Capek Menanjak, Harga CPO Hari Ini Mulai Turun

Aulia Mutiara Hatia Putri, CNBC Indonesia
03 March 2023 10:00
Ilustrasi Kelapa Sawit (CNBC Indonesia/Rivi Satrianegara)
Foto: Ilustrasi Kelapa Sawit (CNBC Indonesia/Rivi Satrianegara)

Jakarta, CNBC Indonesia - Harga minyak kelapa sawit (Crude Palm Oil/CPO) di Bursa Malaysia Exchange terpantau melemah tipis di sesi awal perdagangan jelang akhir pekan Jumat (3/3/2023), memutus kinerja impresifnya dalam dua hari perdagangan terakhir. Pelemahan justru terjadi di tengah banjir sentimen positif.

Melansir Refinitiv, harga CPO pada sesi awal perdagangan melemah tipis 0,07% ke MYR 4.291 per ton pada pukul 09.30 WIB. Kendati melemah, harga CPO masih bergerak di level tertingginya dalam dua bulan terakhir. Harga CPO juga masih bertahan di zona psikologis MYR 4.200-an per ton.

Pada perdagangan kemarin, Kamis (3/3/2023) harga CPO juga sudah ditutup ke posisi MYR 4.294 per ton, melesat 2,68%. Lonjakan harga pada Kamis melanjutkan kenaikan harga pada Rabu. Dalam dua hari tersebut, harga CPO melesat 3,7%.

 

Melemahnya harga CPO terjadi saat banyaknya sentimen positif mulai dari implementasi B35 di Indonesia sehingga permintaan dalam negeri bakal terus meningkat, optimisme permintaan China karena angin segar dari pemulihan ekonominya, kekhawatiran cuaca, hingga kenaikan Domestic Market Obligatin/DMO.

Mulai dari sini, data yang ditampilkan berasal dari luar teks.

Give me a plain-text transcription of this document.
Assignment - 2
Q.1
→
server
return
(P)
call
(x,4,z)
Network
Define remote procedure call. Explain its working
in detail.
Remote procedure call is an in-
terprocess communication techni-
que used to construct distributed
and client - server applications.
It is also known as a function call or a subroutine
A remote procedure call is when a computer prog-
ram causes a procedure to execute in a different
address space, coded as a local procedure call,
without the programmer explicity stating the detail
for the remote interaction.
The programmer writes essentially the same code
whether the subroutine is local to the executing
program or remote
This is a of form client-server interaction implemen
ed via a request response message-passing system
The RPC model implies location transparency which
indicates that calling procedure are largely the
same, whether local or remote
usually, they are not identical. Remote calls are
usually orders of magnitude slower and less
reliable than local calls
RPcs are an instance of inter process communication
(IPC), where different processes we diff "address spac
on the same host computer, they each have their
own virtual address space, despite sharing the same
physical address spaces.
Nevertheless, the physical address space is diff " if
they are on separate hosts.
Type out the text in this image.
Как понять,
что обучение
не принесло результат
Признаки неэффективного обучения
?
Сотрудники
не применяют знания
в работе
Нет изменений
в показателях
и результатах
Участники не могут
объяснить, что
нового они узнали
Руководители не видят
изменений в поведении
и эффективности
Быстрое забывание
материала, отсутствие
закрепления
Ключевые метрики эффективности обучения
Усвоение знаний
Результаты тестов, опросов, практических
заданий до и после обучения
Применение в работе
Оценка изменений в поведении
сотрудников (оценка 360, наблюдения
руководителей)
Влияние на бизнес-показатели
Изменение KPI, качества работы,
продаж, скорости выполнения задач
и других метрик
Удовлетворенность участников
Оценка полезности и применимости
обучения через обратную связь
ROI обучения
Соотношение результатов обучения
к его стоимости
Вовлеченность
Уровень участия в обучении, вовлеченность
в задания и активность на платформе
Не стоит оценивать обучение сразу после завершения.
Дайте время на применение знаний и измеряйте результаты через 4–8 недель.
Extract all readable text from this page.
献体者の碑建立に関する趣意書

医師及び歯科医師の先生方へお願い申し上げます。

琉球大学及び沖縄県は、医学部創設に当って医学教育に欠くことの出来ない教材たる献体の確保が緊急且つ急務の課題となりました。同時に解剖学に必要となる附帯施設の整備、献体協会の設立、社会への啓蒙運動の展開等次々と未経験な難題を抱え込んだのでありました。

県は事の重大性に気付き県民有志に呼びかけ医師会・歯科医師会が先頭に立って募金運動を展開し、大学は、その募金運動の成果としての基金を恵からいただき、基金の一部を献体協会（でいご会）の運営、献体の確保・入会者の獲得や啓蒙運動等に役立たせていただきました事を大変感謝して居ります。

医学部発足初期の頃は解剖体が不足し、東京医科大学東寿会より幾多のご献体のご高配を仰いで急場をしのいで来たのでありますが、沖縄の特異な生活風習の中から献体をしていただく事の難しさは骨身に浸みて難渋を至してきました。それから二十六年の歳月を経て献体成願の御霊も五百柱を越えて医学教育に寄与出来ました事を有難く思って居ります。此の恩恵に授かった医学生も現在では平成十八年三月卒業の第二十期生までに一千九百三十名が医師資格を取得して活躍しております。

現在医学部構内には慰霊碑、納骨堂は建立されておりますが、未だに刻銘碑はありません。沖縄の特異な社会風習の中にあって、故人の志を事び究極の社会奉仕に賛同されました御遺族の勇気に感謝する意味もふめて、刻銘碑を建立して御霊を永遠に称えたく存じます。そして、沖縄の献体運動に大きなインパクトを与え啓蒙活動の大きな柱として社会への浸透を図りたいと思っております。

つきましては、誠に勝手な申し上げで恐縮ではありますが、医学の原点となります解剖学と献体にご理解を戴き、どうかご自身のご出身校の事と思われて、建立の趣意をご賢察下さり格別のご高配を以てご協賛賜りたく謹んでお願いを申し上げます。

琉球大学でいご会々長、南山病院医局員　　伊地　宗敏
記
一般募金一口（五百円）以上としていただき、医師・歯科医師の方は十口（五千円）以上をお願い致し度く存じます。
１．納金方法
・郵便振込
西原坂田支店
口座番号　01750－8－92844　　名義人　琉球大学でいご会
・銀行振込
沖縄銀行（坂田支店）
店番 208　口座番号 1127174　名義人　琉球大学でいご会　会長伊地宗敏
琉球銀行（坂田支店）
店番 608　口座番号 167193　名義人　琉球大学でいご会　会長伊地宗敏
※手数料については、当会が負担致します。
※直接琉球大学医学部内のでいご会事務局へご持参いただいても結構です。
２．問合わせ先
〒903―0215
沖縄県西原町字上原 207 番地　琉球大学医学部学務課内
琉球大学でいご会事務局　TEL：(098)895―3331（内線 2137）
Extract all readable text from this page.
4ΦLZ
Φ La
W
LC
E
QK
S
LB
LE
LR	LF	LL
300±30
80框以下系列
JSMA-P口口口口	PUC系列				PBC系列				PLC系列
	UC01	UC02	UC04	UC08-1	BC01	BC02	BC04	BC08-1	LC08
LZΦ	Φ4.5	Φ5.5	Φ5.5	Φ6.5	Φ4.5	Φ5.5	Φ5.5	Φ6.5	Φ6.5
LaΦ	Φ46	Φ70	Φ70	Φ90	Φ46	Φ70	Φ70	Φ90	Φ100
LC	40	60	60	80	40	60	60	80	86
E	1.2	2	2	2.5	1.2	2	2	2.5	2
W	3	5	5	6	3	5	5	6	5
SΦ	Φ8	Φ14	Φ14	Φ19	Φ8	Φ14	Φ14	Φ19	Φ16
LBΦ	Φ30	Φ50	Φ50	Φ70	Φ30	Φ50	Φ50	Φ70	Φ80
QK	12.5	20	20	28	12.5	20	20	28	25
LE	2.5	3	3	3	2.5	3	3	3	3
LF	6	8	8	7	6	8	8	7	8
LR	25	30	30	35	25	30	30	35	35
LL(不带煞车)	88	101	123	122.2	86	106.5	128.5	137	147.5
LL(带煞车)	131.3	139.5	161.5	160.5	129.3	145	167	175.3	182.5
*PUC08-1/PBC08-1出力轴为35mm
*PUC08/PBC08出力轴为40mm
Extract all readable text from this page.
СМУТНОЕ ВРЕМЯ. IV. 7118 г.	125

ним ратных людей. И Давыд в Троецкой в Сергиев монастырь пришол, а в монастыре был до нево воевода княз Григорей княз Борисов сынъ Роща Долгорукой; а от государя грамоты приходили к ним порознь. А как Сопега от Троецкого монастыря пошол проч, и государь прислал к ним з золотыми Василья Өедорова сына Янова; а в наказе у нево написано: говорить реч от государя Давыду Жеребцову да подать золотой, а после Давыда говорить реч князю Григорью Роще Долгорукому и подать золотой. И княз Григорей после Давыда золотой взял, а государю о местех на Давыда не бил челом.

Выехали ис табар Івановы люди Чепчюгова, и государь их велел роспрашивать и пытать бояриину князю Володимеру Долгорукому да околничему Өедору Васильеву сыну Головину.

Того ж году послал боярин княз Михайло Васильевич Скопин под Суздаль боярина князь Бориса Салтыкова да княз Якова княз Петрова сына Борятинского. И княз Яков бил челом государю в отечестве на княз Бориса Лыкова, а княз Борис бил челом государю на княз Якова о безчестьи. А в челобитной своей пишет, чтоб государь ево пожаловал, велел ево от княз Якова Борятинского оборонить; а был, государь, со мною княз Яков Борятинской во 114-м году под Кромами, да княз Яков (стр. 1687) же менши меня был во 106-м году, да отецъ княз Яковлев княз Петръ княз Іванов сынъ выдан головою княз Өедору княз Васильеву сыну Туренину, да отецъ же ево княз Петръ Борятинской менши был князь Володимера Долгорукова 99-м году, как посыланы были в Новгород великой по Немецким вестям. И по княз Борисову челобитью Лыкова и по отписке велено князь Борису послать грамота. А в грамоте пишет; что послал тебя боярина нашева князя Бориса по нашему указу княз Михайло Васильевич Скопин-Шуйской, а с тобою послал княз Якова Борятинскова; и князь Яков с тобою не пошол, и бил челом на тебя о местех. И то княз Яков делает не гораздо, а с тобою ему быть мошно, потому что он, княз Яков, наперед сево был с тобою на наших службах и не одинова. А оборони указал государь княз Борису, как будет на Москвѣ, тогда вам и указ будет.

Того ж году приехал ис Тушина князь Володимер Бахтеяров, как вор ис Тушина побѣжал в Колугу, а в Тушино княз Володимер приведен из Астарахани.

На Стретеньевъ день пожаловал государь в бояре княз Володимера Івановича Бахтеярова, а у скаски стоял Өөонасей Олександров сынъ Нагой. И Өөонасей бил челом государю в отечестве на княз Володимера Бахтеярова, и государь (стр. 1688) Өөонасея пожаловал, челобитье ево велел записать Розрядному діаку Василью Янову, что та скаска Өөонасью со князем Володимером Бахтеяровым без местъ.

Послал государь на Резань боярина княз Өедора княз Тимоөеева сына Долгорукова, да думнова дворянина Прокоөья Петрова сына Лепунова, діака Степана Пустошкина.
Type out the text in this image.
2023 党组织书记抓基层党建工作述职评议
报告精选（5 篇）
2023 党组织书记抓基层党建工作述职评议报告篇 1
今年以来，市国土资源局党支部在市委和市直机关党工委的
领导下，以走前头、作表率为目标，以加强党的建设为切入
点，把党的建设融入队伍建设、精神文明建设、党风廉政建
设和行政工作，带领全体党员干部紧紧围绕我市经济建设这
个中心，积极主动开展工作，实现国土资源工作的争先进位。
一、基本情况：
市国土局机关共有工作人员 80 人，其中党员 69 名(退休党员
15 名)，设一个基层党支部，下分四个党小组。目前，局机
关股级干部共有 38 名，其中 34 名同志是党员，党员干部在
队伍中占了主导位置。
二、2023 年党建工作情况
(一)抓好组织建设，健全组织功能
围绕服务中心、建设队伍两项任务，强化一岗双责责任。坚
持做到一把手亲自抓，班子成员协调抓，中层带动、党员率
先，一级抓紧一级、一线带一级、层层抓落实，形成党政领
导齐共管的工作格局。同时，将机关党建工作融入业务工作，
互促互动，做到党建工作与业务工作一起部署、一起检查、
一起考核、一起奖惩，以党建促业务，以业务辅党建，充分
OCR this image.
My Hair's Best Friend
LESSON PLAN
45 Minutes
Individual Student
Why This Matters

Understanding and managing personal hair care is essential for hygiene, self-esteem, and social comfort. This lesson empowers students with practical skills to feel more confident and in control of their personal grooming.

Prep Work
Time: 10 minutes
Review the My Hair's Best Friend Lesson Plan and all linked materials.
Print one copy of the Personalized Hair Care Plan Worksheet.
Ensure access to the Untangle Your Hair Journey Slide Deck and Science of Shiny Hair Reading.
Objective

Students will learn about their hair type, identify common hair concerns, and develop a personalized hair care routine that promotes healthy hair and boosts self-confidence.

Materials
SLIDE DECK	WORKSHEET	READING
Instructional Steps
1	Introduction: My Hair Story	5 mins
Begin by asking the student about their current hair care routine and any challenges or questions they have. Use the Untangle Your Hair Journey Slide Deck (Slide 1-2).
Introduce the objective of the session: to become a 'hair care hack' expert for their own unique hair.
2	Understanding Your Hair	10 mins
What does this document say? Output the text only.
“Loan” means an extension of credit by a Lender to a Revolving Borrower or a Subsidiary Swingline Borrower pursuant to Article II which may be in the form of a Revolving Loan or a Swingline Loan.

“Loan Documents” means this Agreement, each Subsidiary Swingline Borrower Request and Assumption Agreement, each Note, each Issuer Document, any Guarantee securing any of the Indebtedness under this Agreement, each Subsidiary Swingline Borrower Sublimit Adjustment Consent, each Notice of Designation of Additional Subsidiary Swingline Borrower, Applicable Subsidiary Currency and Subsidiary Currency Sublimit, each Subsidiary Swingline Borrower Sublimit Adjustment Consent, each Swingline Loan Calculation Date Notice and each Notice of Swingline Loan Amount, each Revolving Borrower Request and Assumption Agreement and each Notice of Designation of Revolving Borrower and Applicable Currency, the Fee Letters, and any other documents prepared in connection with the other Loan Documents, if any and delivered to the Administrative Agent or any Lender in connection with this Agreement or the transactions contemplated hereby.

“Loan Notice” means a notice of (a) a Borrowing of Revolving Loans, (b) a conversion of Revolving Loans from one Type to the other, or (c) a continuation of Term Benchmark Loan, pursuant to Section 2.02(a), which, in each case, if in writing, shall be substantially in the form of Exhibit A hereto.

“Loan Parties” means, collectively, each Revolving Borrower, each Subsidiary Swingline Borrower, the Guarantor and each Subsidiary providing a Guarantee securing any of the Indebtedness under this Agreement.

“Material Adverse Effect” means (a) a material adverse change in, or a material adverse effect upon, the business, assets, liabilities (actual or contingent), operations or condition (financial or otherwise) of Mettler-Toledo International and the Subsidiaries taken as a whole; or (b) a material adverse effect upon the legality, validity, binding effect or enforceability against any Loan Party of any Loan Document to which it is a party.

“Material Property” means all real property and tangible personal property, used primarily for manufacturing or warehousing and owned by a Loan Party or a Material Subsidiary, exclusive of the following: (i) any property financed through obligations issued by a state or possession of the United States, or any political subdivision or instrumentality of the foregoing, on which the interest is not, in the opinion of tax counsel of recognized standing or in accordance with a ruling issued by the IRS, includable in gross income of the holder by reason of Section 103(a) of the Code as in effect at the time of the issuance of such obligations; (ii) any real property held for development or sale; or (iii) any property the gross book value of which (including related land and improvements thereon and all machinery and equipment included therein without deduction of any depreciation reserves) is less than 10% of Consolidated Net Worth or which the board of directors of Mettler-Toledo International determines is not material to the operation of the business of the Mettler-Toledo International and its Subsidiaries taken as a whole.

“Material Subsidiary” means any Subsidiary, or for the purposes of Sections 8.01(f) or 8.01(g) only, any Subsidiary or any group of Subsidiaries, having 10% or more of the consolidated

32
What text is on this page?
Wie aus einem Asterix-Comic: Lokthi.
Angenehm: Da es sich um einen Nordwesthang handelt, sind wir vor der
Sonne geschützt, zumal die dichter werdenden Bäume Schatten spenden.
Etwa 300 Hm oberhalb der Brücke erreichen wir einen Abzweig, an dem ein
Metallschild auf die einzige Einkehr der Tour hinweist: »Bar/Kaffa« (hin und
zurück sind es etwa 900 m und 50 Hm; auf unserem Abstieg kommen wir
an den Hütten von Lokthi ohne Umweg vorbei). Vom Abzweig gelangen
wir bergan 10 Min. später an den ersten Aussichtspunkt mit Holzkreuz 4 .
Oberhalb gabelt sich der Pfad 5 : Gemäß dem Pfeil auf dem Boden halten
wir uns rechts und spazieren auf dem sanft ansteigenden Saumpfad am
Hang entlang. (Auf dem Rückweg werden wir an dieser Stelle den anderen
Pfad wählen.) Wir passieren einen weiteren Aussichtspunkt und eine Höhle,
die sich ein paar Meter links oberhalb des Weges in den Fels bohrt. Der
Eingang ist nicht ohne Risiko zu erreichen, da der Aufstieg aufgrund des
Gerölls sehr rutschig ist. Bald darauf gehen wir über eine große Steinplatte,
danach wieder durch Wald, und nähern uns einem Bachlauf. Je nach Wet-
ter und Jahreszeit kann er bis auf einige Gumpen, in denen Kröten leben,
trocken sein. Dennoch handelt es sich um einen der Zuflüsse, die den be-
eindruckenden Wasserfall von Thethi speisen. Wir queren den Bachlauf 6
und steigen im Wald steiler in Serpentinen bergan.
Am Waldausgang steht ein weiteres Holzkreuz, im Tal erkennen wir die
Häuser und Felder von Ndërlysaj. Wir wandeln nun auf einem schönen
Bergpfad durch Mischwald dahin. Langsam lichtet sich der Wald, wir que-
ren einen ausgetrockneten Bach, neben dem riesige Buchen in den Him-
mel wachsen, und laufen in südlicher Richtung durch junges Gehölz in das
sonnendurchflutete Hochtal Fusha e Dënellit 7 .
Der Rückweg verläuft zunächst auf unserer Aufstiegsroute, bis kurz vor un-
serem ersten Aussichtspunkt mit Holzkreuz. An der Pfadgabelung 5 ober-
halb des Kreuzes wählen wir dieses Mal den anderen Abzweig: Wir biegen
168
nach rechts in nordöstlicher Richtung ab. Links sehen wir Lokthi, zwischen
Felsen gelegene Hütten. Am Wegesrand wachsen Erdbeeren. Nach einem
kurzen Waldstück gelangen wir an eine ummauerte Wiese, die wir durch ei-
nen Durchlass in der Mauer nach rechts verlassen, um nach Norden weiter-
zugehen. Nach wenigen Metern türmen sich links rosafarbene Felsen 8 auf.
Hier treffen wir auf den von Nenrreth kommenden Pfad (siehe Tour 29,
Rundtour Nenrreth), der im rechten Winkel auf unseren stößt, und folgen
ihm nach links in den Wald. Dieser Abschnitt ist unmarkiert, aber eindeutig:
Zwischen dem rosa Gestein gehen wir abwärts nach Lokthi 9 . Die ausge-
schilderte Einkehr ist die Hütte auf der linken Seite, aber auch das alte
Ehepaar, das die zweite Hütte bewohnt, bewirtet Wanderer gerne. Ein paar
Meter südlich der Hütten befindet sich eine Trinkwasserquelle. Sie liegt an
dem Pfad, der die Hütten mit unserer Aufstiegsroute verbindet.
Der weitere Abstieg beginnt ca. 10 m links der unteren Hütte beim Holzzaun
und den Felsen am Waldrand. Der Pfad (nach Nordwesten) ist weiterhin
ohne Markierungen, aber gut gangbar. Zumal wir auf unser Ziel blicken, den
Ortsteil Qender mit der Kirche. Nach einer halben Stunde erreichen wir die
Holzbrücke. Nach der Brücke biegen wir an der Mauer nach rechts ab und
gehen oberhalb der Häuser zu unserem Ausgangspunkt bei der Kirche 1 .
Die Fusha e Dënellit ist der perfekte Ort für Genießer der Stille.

"Kenaikan harga CPO ini dipicu oleh beberapa hal diantaranya implementasi B35, kenaikan DMO, optimisme permintaan China, serta kekhawatiran cuaca buruk dalam beberapa hari terakhir," ungkap Industry & Regional Analyst Bank Mandiri, Abrar Aulia, kepada CNBC Indonesia.

Maka dari itu, harga CPO masih berpeluang untuk menguat. Koreksi tipis merupakan hal wajar setelah pada perdagangan kemarin ditutup melesat di atas 2%.

Dari dalam negeri seperti diketahui bahwa implementasi B35 merupakan salah satu bentuk komitmen pemerintah untuk mengatasi krisis iklim dengan mengurangi emisi gas rumah kaca secara signifikan.

Langkah tersebut merupakan percepatan energi yang inklusif, bersih, berkelanjutan dan mendorong investasi untuk mencapai Net Zero Emission

Sementara itu, Pemerintah 'membekukan' sebagian hak ekspor yang dimiliki eksportir CPO. Kebijakan tersebut diambil sebagai respons atas kelangkaan MinyaKita dan harganya yang cenderung mengalami kenaikan dalam beberapa waktu terakhir.

Di sisi lain, Indonesia sebagai pengekspor minyak sawit terbesar di dunia, berencana untuk mewajibkan ekspor minyak sawit melalui bursa berjangka untuk menciptakan harga patokan negara sendiri, kata kepala regulator komoditas berjangka.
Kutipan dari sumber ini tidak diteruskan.